Gums and resins must most particularly not come into contact with seawater as this greatly impairs their subsequent use. Before the container is packed, it must therefore be subjected to a thorough tightness inspection. In order to provide protection from condensation, a nonwoven fabric which can absorb considerable quantities of water may be suspended in a standard container. While this cannot completely eliminate all risk of damage, the goods are at substantially lower risk of wetting. Benzoic resin, gutta-percha, paraffin and shellac are not water-soluble. Rosin is sparingly soluble in water.
Gums, resins and extracts may range from having an extremely strong odor to being virtually odorless. Asafetida or Devil's dung has a penetrating and nauseating odor due to its 6% content of sulfur-containing asafetida oil, an essential oil which smells of garlic. Benzoic resin releases an odor of vanilla or incense; resins primarily cause damage due to their resinous odor; balsam gum releases a turpentine-like odor, while jelutong gum has a rubber-like odor. Paraffin is virtually odorless.

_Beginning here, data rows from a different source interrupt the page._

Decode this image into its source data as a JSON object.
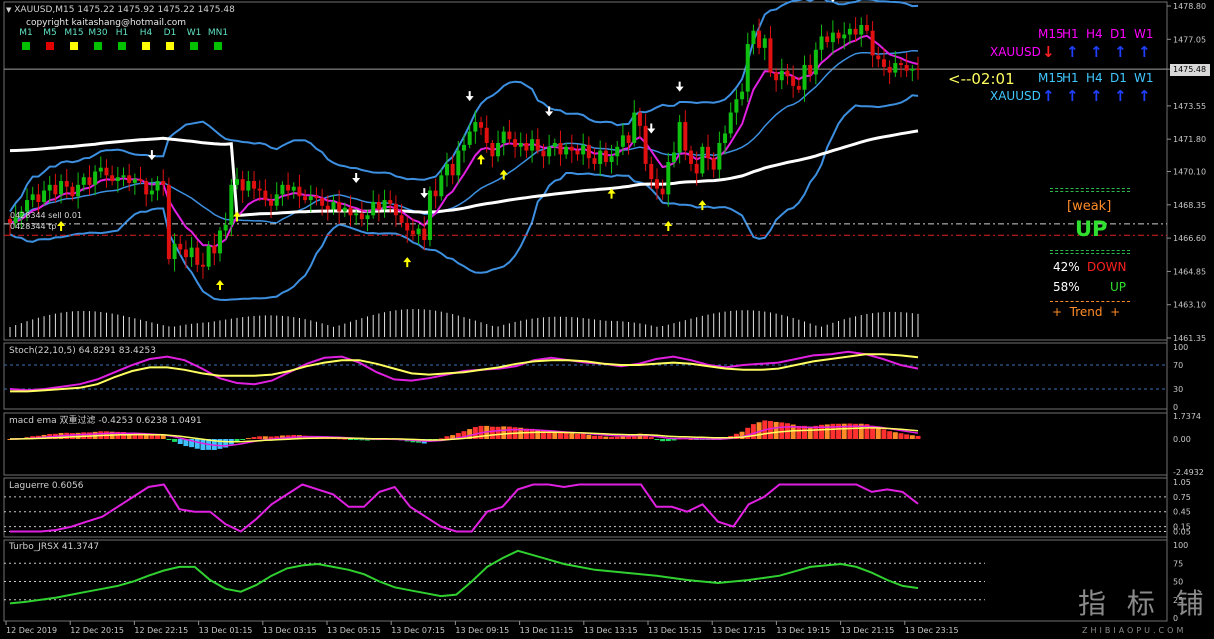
{
  "header": {
    "symbol_line": "XAUUSD,M15  1475.22 1475.92 1475.22 1475.48",
    "copyright": "copyright kaitashang@hotmail.com",
    "timeframes": [
      "M1",
      "M5",
      "M15",
      "M30",
      "H1",
      "H4",
      "D1",
      "W1",
      "MN1"
    ],
    "timeframe_square_colors": [
      "#00c000",
      "#e00000",
      "#ffff00",
      "#00c000",
      "#00c000",
      "#ffff00",
      "#ffff00",
      "#00c000",
      "#00c000"
    ]
  },
  "trend_table": {
    "row1": {
      "label": "XAUUSD",
      "label_color": "#ff00ff",
      "tfs": [
        "M15",
        "H1",
        "H4",
        "D1",
        "W1"
      ],
      "tf_color": "#ff00ff",
      "arrows": [
        "down",
        "up",
        "up",
        "up",
        "up"
      ]
    },
    "row2": {
      "label": "XAUUSD",
      "label_color": "#40c8ff",
      "tfs": [
        "M15",
        "H1",
        "H4",
        "D1",
        "W1"
      ],
      "tf_color": "#40c8ff",
      "arrows": [
        "up",
        "up",
        "up",
        "up",
        "up"
      ]
    },
    "countdown": "<--02:01"
  },
  "signal_panel": {
    "strength": "[weak]",
    "direction": "UP",
    "down_pct": "42%",
    "down_label": "DOWN",
    "up_pct": "58%",
    "up_label": "UP",
    "trend": "+  Trend  +"
  },
  "order_labels": [
    "0428344 sell 0.01",
    "0428344 tp"
  ],
  "price_tag": "1475.48",
  "chart_data": [
    {
      "type": "candlestick",
      "title": "XAUUSD,M15",
      "ylim": [
        1461.35,
        1478.8
      ],
      "y_ticks": [
        "1478.80",
        "1477.05",
        "1475.48",
        "1473.55",
        "1471.80",
        "1470.10",
        "1468.35",
        "1466.60",
        "1464.85",
        "1463.10",
        "1461.35"
      ],
      "x_ticks": [
        "12 Dec 2019",
        "12 Dec 20:15",
        "12 Dec 22:15",
        "13 Dec 01:15",
        "13 Dec 03:15",
        "13 Dec 05:15",
        "13 Dec 07:15",
        "13 Dec 09:15",
        "13 Dec 11:15",
        "13 Dec 13:15",
        "13 Dec 15:15",
        "13 Dec 17:15",
        "13 Dec 19:15",
        "13 Dec 21:15",
        "13 Dec 23:15"
      ],
      "close": [
        1467.4,
        1467.7,
        1468.0,
        1468.6,
        1468.9,
        1468.5,
        1469.1,
        1469.4,
        1468.9,
        1469.6,
        1469.3,
        1468.8,
        1469.4,
        1469.8,
        1469.4,
        1470.1,
        1470.3,
        1469.9,
        1469.6,
        1469.8,
        1469.9,
        1469.5,
        1469.7,
        1469.6,
        1468.9,
        1469.1,
        1469.6,
        1469.4,
        1465.5,
        1466.3,
        1466.0,
        1465.6,
        1466.1,
        1465.2,
        1465.1,
        1466.2,
        1465.8,
        1467.0,
        1467.3,
        1469.4,
        1469.7,
        1469.1,
        1469.6,
        1469.2,
        1469.1,
        1468.6,
        1468.3,
        1468.9,
        1469.4,
        1469.1,
        1469.3,
        1468.8,
        1468.6,
        1468.8,
        1468.7,
        1468.3,
        1468.1,
        1468.5,
        1468.0,
        1468.2,
        1467.8,
        1467.9,
        1467.6,
        1467.8,
        1468.5,
        1468.1,
        1468.6,
        1468.4,
        1467.8,
        1467.4,
        1467.0,
        1466.8,
        1467.1,
        1466.5,
        1469.1,
        1468.8,
        1469.9,
        1470.5,
        1469.9,
        1471.2,
        1471.5,
        1472.2,
        1472.7,
        1472.4,
        1471.6,
        1470.9,
        1471.6,
        1472.2,
        1471.8,
        1471.4,
        1471.6,
        1471.2,
        1471.8,
        1471.2,
        1470.9,
        1471.4,
        1471.6,
        1471.0,
        1471.4,
        1471.2,
        1471.0,
        1471.5,
        1470.8,
        1470.5,
        1471.2,
        1470.6,
        1470.9,
        1471.4,
        1472.0,
        1471.6,
        1473.2,
        1472.5,
        1470.5,
        1469.7,
        1469.2,
        1468.9,
        1470.6,
        1471.1,
        1472.7,
        1471.2,
        1470.5,
        1470.0,
        1471.4,
        1470.8,
        1470.2,
        1471.6,
        1472.1,
        1473.2,
        1473.9,
        1474.3,
        1476.8,
        1477.5,
        1476.6,
        1477.1,
        1475.3,
        1474.9,
        1475.4,
        1475.1,
        1474.6,
        1474.4,
        1475.7,
        1475.2,
        1476.5,
        1477.2,
        1476.9,
        1477.4,
        1477.1,
        1477.3,
        1477.6,
        1477.3,
        1477.8,
        1477.5,
        1476.2,
        1476.0,
        1475.6,
        1475.3,
        1475.8,
        1475.7,
        1475.4,
        1475.5,
        1475.48
      ],
      "overlays": [
        "Bollinger Bands (blue)",
        "Moving average (magenta)",
        "Moving average (white)"
      ],
      "signal_arrows": {
        "up": 9,
        "down": 9
      },
      "volume": "histogram (white)"
    },
    {
      "type": "line",
      "title": "Stoch(22,10,5) 64.8291 83.4253",
      "ylim": [
        0,
        100
      ],
      "y_ticks": [
        "100",
        "70",
        "30",
        "0"
      ],
      "series": [
        {
          "values": [
            30,
            28,
            30,
            34,
            38,
            46,
            58,
            70,
            80,
            84,
            78,
            64,
            48,
            40,
            38,
            44,
            58,
            72,
            82,
            84,
            74,
            58,
            46,
            44,
            48,
            54,
            60,
            62,
            64,
            68,
            78,
            82,
            78,
            74,
            72,
            68,
            72,
            80,
            84,
            78,
            70,
            66,
            70,
            72,
            74,
            80,
            86,
            88,
            92,
            88,
            80,
            70,
            64
          ]
        },
        {
          "values": [
            26,
            26,
            28,
            30,
            32,
            38,
            50,
            60,
            66,
            66,
            62,
            56,
            52,
            52,
            52,
            54,
            60,
            68,
            74,
            78,
            78,
            72,
            64,
            56,
            54,
            56,
            58,
            62,
            66,
            72,
            76,
            78,
            78,
            76,
            72,
            70,
            70,
            72,
            74,
            72,
            68,
            64,
            62,
            62,
            64,
            70,
            76,
            80,
            84,
            88,
            88,
            86,
            83
          ]
        }
      ]
    },
    {
      "type": "bar",
      "title": "macd ema 双重过滤 -0.4253 0.6238 1.0491",
      "ylim": [
        -2.4932,
        1.7374
      ],
      "y_ticks": [
        "1.7374",
        "0.00",
        "-2.4932"
      ]
    },
    {
      "type": "line",
      "title": "Laguerre 0.6056",
      "ylim": [
        0,
        1.05
      ],
      "y_ticks": [
        "1.05",
        "0.75",
        "0.45",
        "0.15",
        "0.05"
      ],
      "series": [
        {
          "values": [
            0.05,
            0.05,
            0.05,
            0.08,
            0.15,
            0.25,
            0.35,
            0.55,
            0.75,
            0.95,
            1.0,
            0.5,
            0.45,
            0.45,
            0.2,
            0.05,
            0.3,
            0.6,
            0.8,
            1.0,
            0.9,
            0.8,
            0.55,
            0.55,
            0.85,
            0.95,
            0.55,
            0.35,
            0.15,
            0.05,
            0.05,
            0.45,
            0.55,
            0.9,
            1.0,
            1.0,
            0.95,
            1.0,
            1.0,
            1.0,
            1.0,
            1.0,
            0.55,
            0.55,
            0.45,
            0.6,
            0.25,
            0.15,
            0.6,
            0.75,
            1.0,
            1.0,
            1.0,
            1.0,
            1.0,
            1.0,
            0.85,
            0.9,
            0.85,
            0.61
          ]
        }
      ]
    },
    {
      "type": "line",
      "title": "Turbo_JRSX 41.3747",
      "ylim": [
        0,
        100
      ],
      "y_ticks": [
        "100",
        "75",
        "50",
        "25",
        "0"
      ],
      "series": [
        {
          "values": [
            20,
            22,
            25,
            28,
            32,
            36,
            40,
            44,
            50,
            58,
            65,
            70,
            70,
            52,
            40,
            36,
            45,
            58,
            68,
            72,
            74,
            70,
            66,
            60,
            50,
            42,
            38,
            34,
            30,
            32,
            50,
            70,
            82,
            92,
            86,
            80,
            74,
            70,
            66,
            64,
            62,
            60,
            58,
            55,
            52,
            50,
            48,
            50,
            52,
            55,
            58,
            64,
            70,
            72,
            74,
            70,
            62,
            52,
            44,
            41
          ]
        }
      ]
    }
  ]
}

Overall, most gums, resins and extracts cause odor-tainting, which means that containers must always be cleaned after unpacking. On the other hand, many gums, resins and extracts are odor-sensitive, such as gum arabic, benzoic resin, gum tragacanth, karaya gum and paraffin.
Melting, flowing, stickiness due to exposure to heat or moisture may cause staining damage and discoloration. Mangrove extract makes red stains.
These goods are primarily susceptible to contamination by dust. Care must therefore be taken only to accept containers for packing which are absolutely clean.
Toxicity/Hazards to health
Some resins, such as gamboge, are toxic. Due to the benzoic acid esters it releases, benzoic resin is slightly to moderately toxic. Some resins consume oxygen, such as benzoic resin, damar, rosin, copal and shellac.